During the COVID-19 pandemic, many experience angel investors advised business founders to keep a strict eye on their revenue pipeline, scrutinize their costs, hiring plans and other business plans. Over the past year, some seasoned investors have actively worked with investment groups to make investing a habit. While they are aware of concerns over the pandemic, they are taking the opportunity to enhance their portfolios as beginner investors sit on the sidelines.
While some angel investors may be wary of pouring their investments into companies, angel investing is sure to make a comeback with some changes as the pandemic winds down. Some angel investors, like Matthew Stafford, are continuing to invest as expected, funding one company for the third time and has completed due diligence on another.
But many entrepreneurs continue to seek angel investors. The Kauffman Foundation reported that a study led by William Kerr and Josh Lerner of Harvard and Antoinette Schoar from MIT, finds that angel investing significantly increased a startups’ chances of success.
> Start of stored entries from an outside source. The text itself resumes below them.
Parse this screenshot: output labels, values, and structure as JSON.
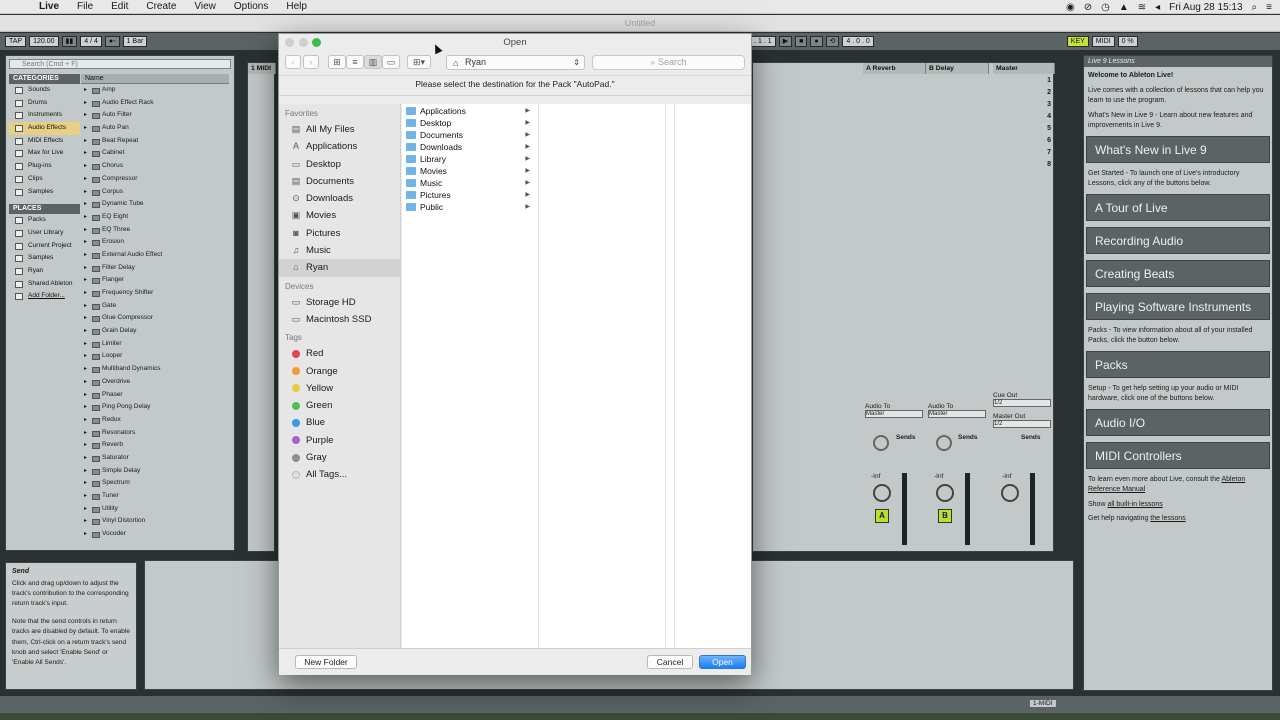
{
  "menubar": {
    "app": "Live",
    "items": [
      "File",
      "Edit",
      "Create",
      "View",
      "Options",
      "Help"
    ],
    "clock": "Fri Aug 28  15:13"
  },
  "window_title": "Untitled",
  "transport": {
    "tap": "TAP",
    "tempo": "120.00",
    "sig": "4 / 4",
    "quant": "1 Bar",
    "pos": "3 . 1 . 1",
    "loop": "4 . 0 . 0",
    "key": "KEY",
    "midi": "MIDI",
    "cpu": "0 %"
  },
  "browser": {
    "search_placeholder": "Search (Cmd + F)",
    "categories_header": "CATEGORIES",
    "categories": [
      "Sounds",
      "Drums",
      "Instruments",
      "Audio Effects",
      "MIDI Effects",
      "Max for Live",
      "Plug-ins",
      "Clips",
      "Samples"
    ],
    "places_header": "PLACES",
    "places": [
      "Packs",
      "User Library",
      "Current Project",
      "Samples",
      "Ryan",
      "Shared Ableton",
      "Add Folder..."
    ],
    "name_header": "Name",
    "names": [
      "Amp",
      "Audio Effect Rack",
      "Auto Filter",
      "Auto Pan",
      "Beat Repeat",
      "Cabinet",
      "Chorus",
      "Compressor",
      "Corpus",
      "Dynamic Tube",
      "EQ Eight",
      "EQ Three",
      "Erosion",
      "External Audio Effect",
      "Filter Delay",
      "Flanger",
      "Frequency Shifter",
      "Gate",
      "Glue Compressor",
      "Grain Delay",
      "Limiter",
      "Looper",
      "Multiband Dynamics",
      "Overdrive",
      "Phaser",
      "Ping Pong Delay",
      "Redux",
      "Resonators",
      "Reverb",
      "Saturator",
      "Simple Delay",
      "Spectrum",
      "Tuner",
      "Utility",
      "Vinyl Distortion",
      "Vocoder"
    ]
  },
  "info": {
    "title": "Send",
    "body1": "Click and drag up/down to adjust the track's contribution to the corresponding return track's input.",
    "body2": "Note that the send controls in return tracks are disabled by default. To enable them, Ctrl-click on a return track's send knob and select 'Enable Send' or 'Enable All Sends'."
  },
  "session": {
    "track1": "1 MIDI",
    "return_a": "A Reverb",
    "return_b": "B Delay",
    "master": "Master",
    "scenes": [
      "1",
      "2",
      "3",
      "4",
      "5",
      "6",
      "7",
      "8"
    ],
    "audio_to": "Audio To",
    "master_label": "Master",
    "cue_out": "Cue Out",
    "master_out": "Master Out",
    "out_val": "1/2",
    "sends": "Sends",
    "inf": "-Inf",
    "letters": [
      "A",
      "B"
    ]
  },
  "lessons": {
    "title": "Live 9 Lessons",
    "welcome": "Welcome to Ableton Live!",
    "p1": "Live comes with a collection of lessons that can help you learn to use the program.",
    "p2": "What's New in Live 9 - Learn about new features and improvements in Live 9.",
    "btn_new": "What's New in Live 9",
    "p3": "Get Started - To launch one of Live's introductory Lessons, click any of the buttons below.",
    "btn_tour": "A Tour of Live",
    "btn_rec": "Recording Audio",
    "btn_beats": "Creating Beats",
    "btn_soft": "Playing Software Instruments",
    "p4": "Packs - To view information about all of your installed Packs, click the button below.",
    "btn_packs": "Packs",
    "p5": "Setup - To get help setting up your audio or MIDI hardware, click one of the buttons below.",
    "btn_audio": "Audio I/O",
    "btn_midi": "MIDI Controllers",
    "p6": "To learn even more about Live, consult the",
    "link_manual": "Ableton Reference Manual",
    "p7": "Show",
    "link_all": "all built-in lessons",
    "p8": "Get help navigating",
    "link_nav": "the lessons"
  },
  "dialog": {
    "title": "Open",
    "location": "Ryan",
    "search_placeholder": "Search",
    "message": "Please select the destination for the Pack \"AutoPad.\"",
    "favorites_header": "Favorites",
    "favorites": [
      {
        "label": "All My Files",
        "icon": "all-files"
      },
      {
        "label": "Applications",
        "icon": "applications"
      },
      {
        "label": "Desktop",
        "icon": "desktop"
      },
      {
        "label": "Documents",
        "icon": "documents"
      },
      {
        "label": "Downloads",
        "icon": "downloads"
      },
      {
        "label": "Movies",
        "icon": "movies"
      },
      {
        "label": "Pictures",
        "icon": "pictures"
      },
      {
        "label": "Music",
        "icon": "music"
      },
      {
        "label": "Ryan",
        "icon": "home"
      }
    ],
    "devices_header": "Devices",
    "devices": [
      "Storage HD",
      "Macintosh SSD"
    ],
    "tags_header": "Tags",
    "tags": [
      {
        "label": "Red",
        "color": "#e0474c"
      },
      {
        "label": "Orange",
        "color": "#f19b31"
      },
      {
        "label": "Yellow",
        "color": "#e8c940"
      },
      {
        "label": "Green",
        "color": "#4cbe56"
      },
      {
        "label": "Blue",
        "color": "#3a9ae4"
      },
      {
        "label": "Purple",
        "color": "#b05fd1"
      },
      {
        "label": "Gray",
        "color": "#8e8e8e"
      },
      {
        "label": "All Tags...",
        "color": "#e2e2e2"
      }
    ],
    "folders": [
      "Applications",
      "Desktop",
      "Documents",
      "Downloads",
      "Library",
      "Movies",
      "Music",
      "Pictures",
      "Public"
    ],
    "new_folder": "New Folder",
    "cancel": "Cancel",
    "open": "Open"
  },
  "status": {
    "track": "1-MIDI"
  }
}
After receiving angel investments, these startups were 20 to 25% more likely to survive after four years and 16-19% were more likely to have grown to 75 employees.
However, despite last year’s funding ecosystem, large-scale foundational changes have begun to sweep the angel investing sector as a whole.
The Changing Landscape of Angel Investing
Data from Pitchbook shows that although systemic changes are taking place in angel investing, companies operated by women earned only 2.7% of the total capital invested in U.S. startups in 2019. As a result, nearly 97% of the capital went to men. However, McKinsey research finds that gender-diverse companies are 21% more likely to outperform their peers. Additionally, more research found that ethnically diverse companies outperform non-diverse companies by 35%.
As a result, a new trend in angel investing is to diversify their funds by investing in a wide variety of companies and directly investing in business owners with diverse silos. These silos are reflected in technology, green energy, real estate, life sciences and more. While traditional angels have previously focused more on one silo, the Angel Capital Association recently determined that the most successful angel portfolios are the ones that have investments in multiple silos and a wide range of territories, which then disperse funds across diverse founders.
As the world focuses more on diverse founders, investors should take advantage of this progress. Large angel investment groups like Keiretsu Forum, a global angel investor network with over 3,000 accredited members throughout 53 chapters on four continents, invested in over a dozen silos across the globe. The company is now leading the way for angels who are looking to invest in diverse startups.
Both traditional and new angel investors are now seeking to expand their portfolios across a wide range of sectors to support women and minority-owned startups.
Data also indicates that these investments amongst diverse founders can have a significant ROI. Willamette University research commissioned by The Angel Capital Association found that an angel portfolio of over 20 vetted deals has the strongest probability of optimal ROIs at over 2.5 times the return.
The New Wave in Angel Investment
As angel investing starts to change, more women are entering the industry as founders and investors; 22% of angel funders are now women and it continues to grow. Female-led startups are proving to be successful, too — even more so than traditionally funded ones. As female investors are expanding into the industry, they provide more opportunities for female entrepreneurs looking to build a start-up. Recent data shows that in 2018 women angels represented 29.5% of the sector, increasing from 19.5% the previous year.
Another study from Women’s Business Enterprise National Council shows that women of color made up 47% of all women-owned businesses in the country and further employed 2.2 million people and generated $386.6 billion. Altogether, companies backed by women of color grew by 163% between 2007 and 2018.
There is also a dedicated focus on bringing more diverse businesses and investors together. Social Capital Markets (SOCAP) hosts an annual conference that brings together male and female founders and investors from across the globe. The organization offers female social entrepreneurs, founders and investors with a platform for sharing and gaining experience while connecting with female investors and entrepreneurs.
As the angel investment community grows, entrepreneurs in diverse industries will see opportunities while also providing better success rates for investors. It’s a win-win for anyone starting a company and higher returns mean more access to money. As these changes take hold, the makeup of angel investors will become more diverse, which will result in more support for minority founders and businesses. Additionally, a diverse range of angel investors can help find ways to meet diverse investment needs. As angel investment focuses more on diversity, it will also seek growth in innovation.
While finding the right angel investor may still be a challenging process for some founders, with more investors looking for diverse ideas and talent, the hardest part of the process might just be finding the right investor for your company. Now, more investors and founders have a chance of succeeding and launching their startups as the angel investment industry expands.